A la Libération, plus d’une centaine d’associations d’ « anciens » des maquis se créent et sont à l’origine d'une politique du souvenir élaborée selon plusieurs axes :

- La préservation des tombes de maquisards regroupées au sein de cimetières (ex : 96 tombes à Saint-Nizier-du-Moucherotte en Isère, 105 tombes à Morette en Haute-Savoie).La gestion associative de ces cimetières est un fait unique car depuis 1919, c’est le ministère des Anciens Combattants qui crée et gère les tombes des combattants morts pour la France. Cela « met en relief la répugnance de l’Etat à assimiler les résistants aux soldats en uniforme » et explique pourquoi plus de 95% des corps de maquisards ont été restitués à leurs familles.

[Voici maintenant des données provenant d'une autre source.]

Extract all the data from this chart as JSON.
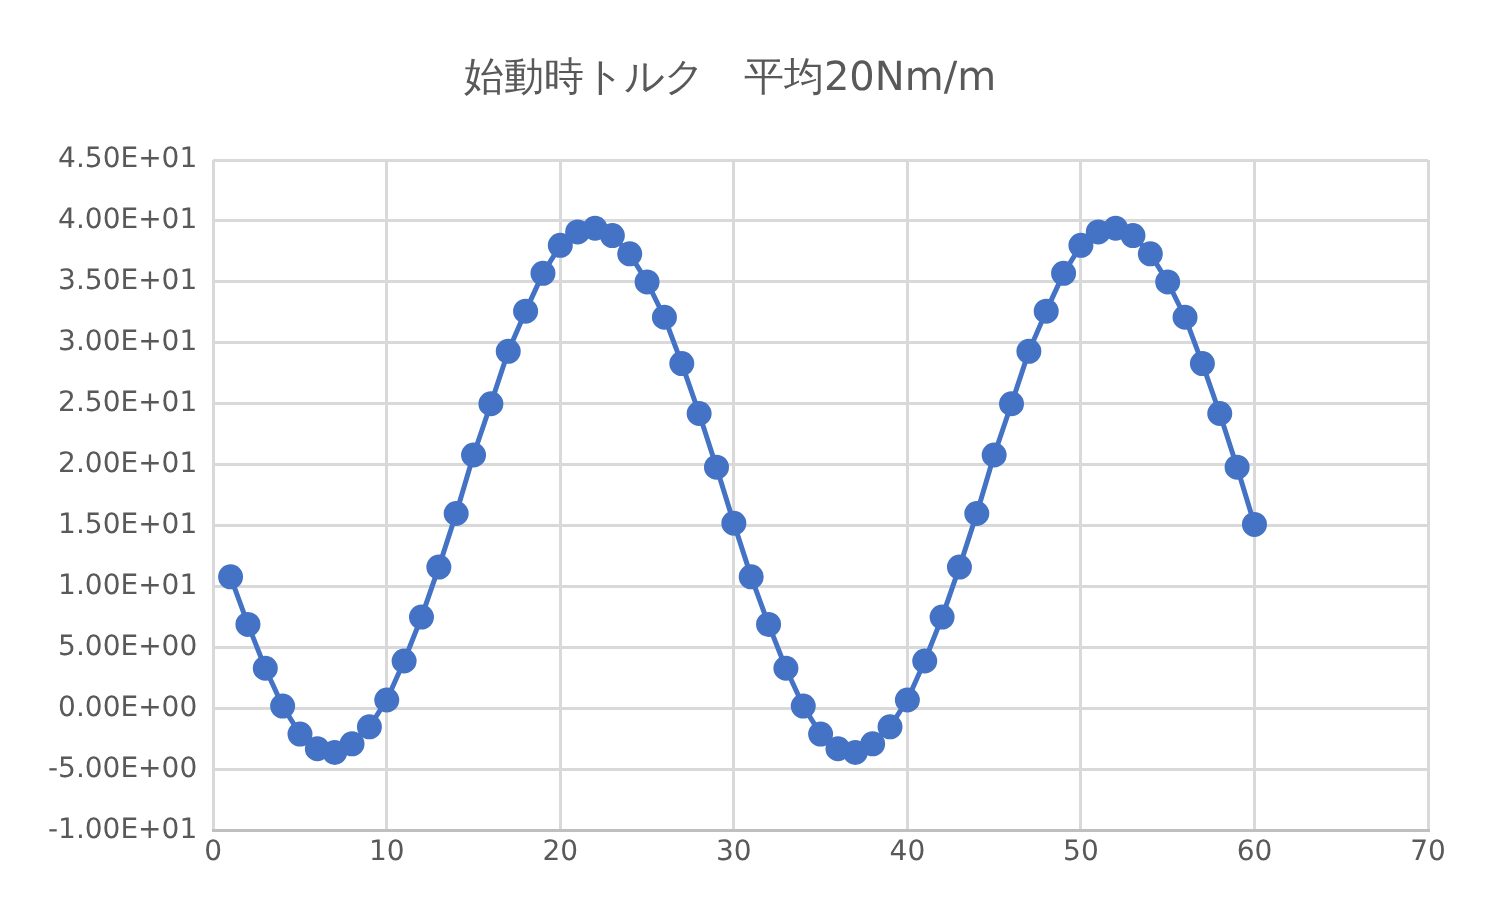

- L'érection de stèles en hommage aux morts des maquis remplace donc souvent la tombe en tant que lieu de souvenir : les plus nombreuses sont érigées à l’endroit même où le maquisard a trouvé la mort, d’autres sur le site du maquis célébré : simples pierres ou murs avec inscription des noms des maquisards morts, elles sont parfois ornées de sculptures (ex : celui de Cerdon dans l’Ain).

- L'érection de lieux de mémoire en souvenir de l’histoire du maquis : les lieux de mémoire évoquant la vie des maquis sont peu nombreux et tardifs. A partir des années 60, des stèles sont érigées sur les lieux du maquis: elles évoquent leur création, la lutte armée, les parachutages et l'aide de la population locale, parfois victimes des représailles allemandes.(ex: plaques déposées à Morette).

- L’érection de mémoriaux : au sein de cette « véritable politique du souvenir » mise en place par les associations, le mémorial manifeste la volonté de faire la synthèse de l’histoire du maquis. (Ex : réalisation de bas-relief racontant une véritable histoire comme à Mussy-Grancey dans l’Aube ou à Ambléon dans l’Ain).

En 1973, lors de l’inauguration du Mémorial des Glières, André Malraux évoque un Monument national de la Résistance. Cette terminologie illustre un mouvement plus général , qui donne au maquis une valeur quasi mystique. A l’image des autres lieux du souvenir de la Résistance, les lieux de souvenir des maquis sont des « instruments privilégiés de lecture de l’histoire de la mémoire, donnant à voir à l’historien la migration des représentations ou leur polysémie. » (S. Barcellini; A.Wieviorka)

Source(s) :

 Serge Barcellini et Annette Wieviorka,« Lieux du souvenir des maquis », in François Marcot (dir), La Résistance et le Français. Lutte armée et Maquis. Actes du colloque international de Besançon (15-17 juin 1995).